One would assume that if some nearby aliens were way more advanced than us, so much so that they could detect such signals, then they would have some kind of super-duper transmitter that we would have picked up by now. Still, if you can get a governemt grant to spend your days doing such things, then why not?
realitybites
Jan 28, 2011 3:50 PM
alltogether now..

"So remember, when you're feeling very small and insecure
How amazingly unlikely is your birth
And pray that there's intelligent life somewhere up in space
Because there's bugger all down here on Earth"
developerchris
Jan 28, 2011 6:33 PM
Most electromagnetic signals are lost to the background noise of space. The chance of anyone within 50 ly hearing our clatter is quite remote. I am with Hawkings (for once) lets keep it that way.
Shay
Jan 28, 2011 8:50 PM
@Ace They talk about both telli and radio signals. Radio communication has been around for 100 years. And it can be detected from several tens of light years.
Slatts
Jan 29, 2011 12:43 AM
I'm sorry, but I couldn't resist.

Acknowledgement to realitybites for going there first.

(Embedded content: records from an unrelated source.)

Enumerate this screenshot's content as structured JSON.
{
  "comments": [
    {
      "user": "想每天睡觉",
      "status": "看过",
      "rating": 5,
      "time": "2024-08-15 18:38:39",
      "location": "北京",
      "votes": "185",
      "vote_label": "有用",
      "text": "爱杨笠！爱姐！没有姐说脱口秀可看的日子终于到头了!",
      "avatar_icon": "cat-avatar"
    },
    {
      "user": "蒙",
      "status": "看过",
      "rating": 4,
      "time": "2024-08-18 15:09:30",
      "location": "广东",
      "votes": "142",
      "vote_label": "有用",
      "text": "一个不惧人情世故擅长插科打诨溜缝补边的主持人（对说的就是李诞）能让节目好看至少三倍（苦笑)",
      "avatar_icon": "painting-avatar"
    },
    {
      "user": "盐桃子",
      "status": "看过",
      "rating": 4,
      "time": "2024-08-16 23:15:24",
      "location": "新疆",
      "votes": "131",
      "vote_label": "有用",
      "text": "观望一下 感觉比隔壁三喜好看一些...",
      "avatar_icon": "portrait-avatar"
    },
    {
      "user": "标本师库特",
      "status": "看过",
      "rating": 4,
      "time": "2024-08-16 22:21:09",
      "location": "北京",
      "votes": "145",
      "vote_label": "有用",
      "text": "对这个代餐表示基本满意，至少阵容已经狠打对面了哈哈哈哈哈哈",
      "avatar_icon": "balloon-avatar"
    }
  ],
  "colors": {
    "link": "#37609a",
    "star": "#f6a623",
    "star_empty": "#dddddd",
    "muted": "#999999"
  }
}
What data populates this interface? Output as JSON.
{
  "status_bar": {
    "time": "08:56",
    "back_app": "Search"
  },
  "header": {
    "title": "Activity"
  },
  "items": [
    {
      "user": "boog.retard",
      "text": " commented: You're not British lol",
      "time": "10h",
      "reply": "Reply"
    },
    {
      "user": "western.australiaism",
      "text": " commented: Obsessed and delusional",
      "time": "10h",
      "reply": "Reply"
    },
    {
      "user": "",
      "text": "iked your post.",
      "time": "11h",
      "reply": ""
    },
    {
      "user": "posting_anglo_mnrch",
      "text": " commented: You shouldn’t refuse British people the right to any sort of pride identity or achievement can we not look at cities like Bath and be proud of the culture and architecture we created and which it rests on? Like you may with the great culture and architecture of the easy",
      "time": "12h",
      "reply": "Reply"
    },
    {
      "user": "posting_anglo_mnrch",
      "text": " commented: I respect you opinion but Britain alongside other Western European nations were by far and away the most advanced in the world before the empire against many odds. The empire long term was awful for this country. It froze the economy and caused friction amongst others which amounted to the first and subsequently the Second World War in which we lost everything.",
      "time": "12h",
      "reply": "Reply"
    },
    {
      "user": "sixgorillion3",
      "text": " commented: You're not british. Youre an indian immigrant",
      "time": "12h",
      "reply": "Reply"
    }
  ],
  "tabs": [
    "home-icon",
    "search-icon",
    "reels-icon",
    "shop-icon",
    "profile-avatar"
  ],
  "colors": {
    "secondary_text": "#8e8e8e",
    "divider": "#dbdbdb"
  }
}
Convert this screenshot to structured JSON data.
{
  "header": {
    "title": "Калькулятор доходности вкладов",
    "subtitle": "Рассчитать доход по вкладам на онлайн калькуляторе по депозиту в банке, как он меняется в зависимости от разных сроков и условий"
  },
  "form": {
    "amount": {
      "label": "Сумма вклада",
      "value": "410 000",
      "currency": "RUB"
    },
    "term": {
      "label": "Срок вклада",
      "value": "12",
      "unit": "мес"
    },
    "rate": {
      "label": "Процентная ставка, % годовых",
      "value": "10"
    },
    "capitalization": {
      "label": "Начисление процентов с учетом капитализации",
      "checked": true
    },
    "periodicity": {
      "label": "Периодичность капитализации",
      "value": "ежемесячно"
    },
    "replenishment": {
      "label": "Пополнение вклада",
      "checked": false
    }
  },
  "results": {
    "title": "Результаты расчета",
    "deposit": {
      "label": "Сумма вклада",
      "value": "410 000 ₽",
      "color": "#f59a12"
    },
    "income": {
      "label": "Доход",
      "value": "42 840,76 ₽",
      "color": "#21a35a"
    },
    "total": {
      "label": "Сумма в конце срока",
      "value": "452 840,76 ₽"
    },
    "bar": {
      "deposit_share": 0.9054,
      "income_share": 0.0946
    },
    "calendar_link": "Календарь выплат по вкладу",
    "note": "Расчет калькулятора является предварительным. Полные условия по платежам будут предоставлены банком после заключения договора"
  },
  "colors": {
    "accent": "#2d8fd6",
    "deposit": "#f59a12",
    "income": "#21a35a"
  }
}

[youtube]http://www.youtube.com/watch?v=buqtdpuZxvk&feature=related[/youtube]
HubertCumberdale
Jan 29, 2011 1:44 AM
I support this endeavor. Maybe if we finally do make contact with aliens they can give us access to that super fast quantum subspace communications technology the wirelesstards have been hyping so much.
Ace
Jan 29, 2011 10:37 PM
...or at least a version of Coke that doesn't make you fat.
Lumaza
Jan 30, 2011 6:00 PM
I think all these scientists need to do less lab work and go outside and study the sky like the Hopi Indians and the Mayans did. They seem to know alot more about what really is going on then all these hi tech scientists do.
maxama
Jan 31, 2011 12:20 PM
This reinforces the fact that "they're real". The Jetsons, here we come.
FLashy
Feb 4, 2011 5:44 PM
What an extremely good pitch at getting funding for another worthless project.

Think more of providing welfare for the citizens of this planet.
Sadly these students live on another world, totally devoid of poverty and malnutrition.
I suppose it is that old idea that we are not unique in the cosmos, perhaps humans are still alone.